This is achieved by reading a JSON object from a special environment variable, and then propagating that object all the way to all codeql invocations

This has lead to a lot of churn passing variables around. Since all that's saved is reading an environment variable and running JSON.parse, is it worth it reading it once per action and passing it around? I think it would be cleaner to just reading it when needed when running the codeql command.

setting the options through additional inputs in each codeql-action action instead of a single shell variable

I'm not sure this would be a nicer experience unfortunately. The inputs to actions are only allowed to be stirng values, so you'd still have to have encoded json in a string, in yaml. If the feature is intended to be slightly under the radar then not putting it in the action inputs seems good to me, so keeping it as an environment variable is fine.

the feature is intended for internal codeql users

I think this is unfortunately likely to be wishful thinking and not possible to enforce in reality. For users who read the code and discover the feature I agree we can be slightly justified in saying we hold no responsibility for it's behaviour and compatibilty. I'm more worried about when setting this option inevitably solves a customer issue, and then we have to keep supporting it because it's used in a customer's production build.

Thanks, but what does this feedback mean for this PR?

• It sounds like I just should move the environment variable read to its actual use sites?
• What should the environmen variable be named? Is the current CODEQLACTION_EXTRA_OPTIONS good enough, or do we want the more precise CODEQLACTION_CODEQL_EXTRA_OPTIONS?

Replies

I think it would be cleaner to just reading it when needed when running the codeql command.

It certainly be a smaller change. But do we want to rely on the command line environment so far away from the command line entry point?

I'm not sure this would be a nicer experience unfortunately. The inputs to actions are only allowed to be stirng values...

Ah. Good point.

I'm more worried about when setting this option inevitably solves a customer issue, and then we have to keep supporting it because it's used in a customer's production build.

Right. Don't we already have a record of semi-official LGTM_ environment variables though?
If the customer do reach about such a problem, I think a PR that introduces a proper action-input solution to their problem is merited. Without this environment variable backdoor, a fix would not even be possible without a new action release.

It sounds like I just should move the environment variable read to its actual use sites?

It certainly be a smaller change. But do we want to rely on the command line environment so far away from the command line entry point?

I'm not entirely sure and I don't feel all that strongly either way. I have a slight preference for reading it where needed and avoiding the extra method parameters, but I'm happy to go with whatever you want. My feelings on this are mostly because it's an environment parameter.

For this case in particular I don't think reading it deep in the code is a problem. However for things like the action inputs we will have to move those to all be read at the entrypoint. One of things we'll be working towards soon is making this run fully outside of actions and adding a CLI to it. So things that are actions-specific will need to be worked around.
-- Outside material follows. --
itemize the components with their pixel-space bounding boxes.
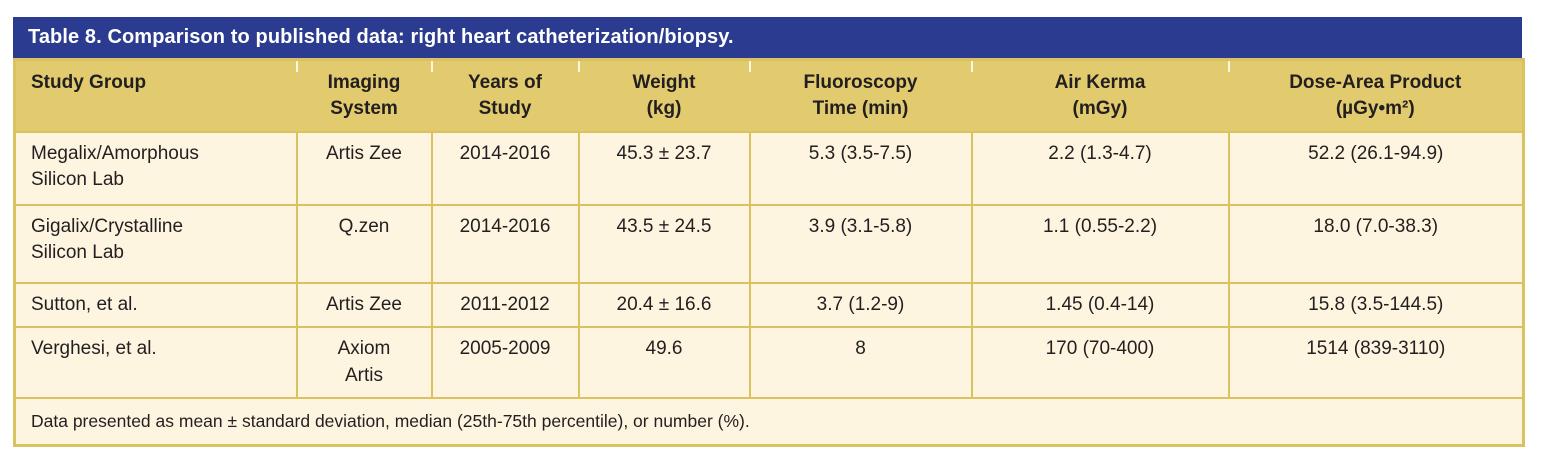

I don't think that affects this as it's an environment variable, but I can see we might want to take a similar approach and read it once and pass it around.

Don't we already have a record of semi-official LGTM_ environment variables though?
If the customer do reach about such a problem, I think a PR that introduces a proper action-input solution to their problem is merited. Without this environment variable backdoor, a fix would not even be possible without a new action release.

I don't think we have any semi-official LGTM_ environment variables. If you mean the LGTM_INDEX_INCLUDE and friends then we do use those but users aren't expected to know about them or set them themselves. We set them by interpreting the paths and paths-ignore config properties. So that would be an example of what you mean of making it official by giving it an action input. I think we can do that in the future though and don't have to do it right now.

Sorry I forgot to reply to this one

What should the environmen variable be named? Is the current CODEQLACTION_EXTRA_OPTIONS good enough, or do we want the more precise CODEQLACTION_CODEQL_EXTRA_OPTIONS?

There isn't really any precedent for this. I think call it whatever you want. I suppose CODEQLACTION_CODEQL_EXTRA_OPTIONS is the most descriptive, if you can accept having a name that long.

All comments addressed. Rebased to resolve compile conflict in codeql.ts

Rebased to resolve the compile conflict. Merging since green.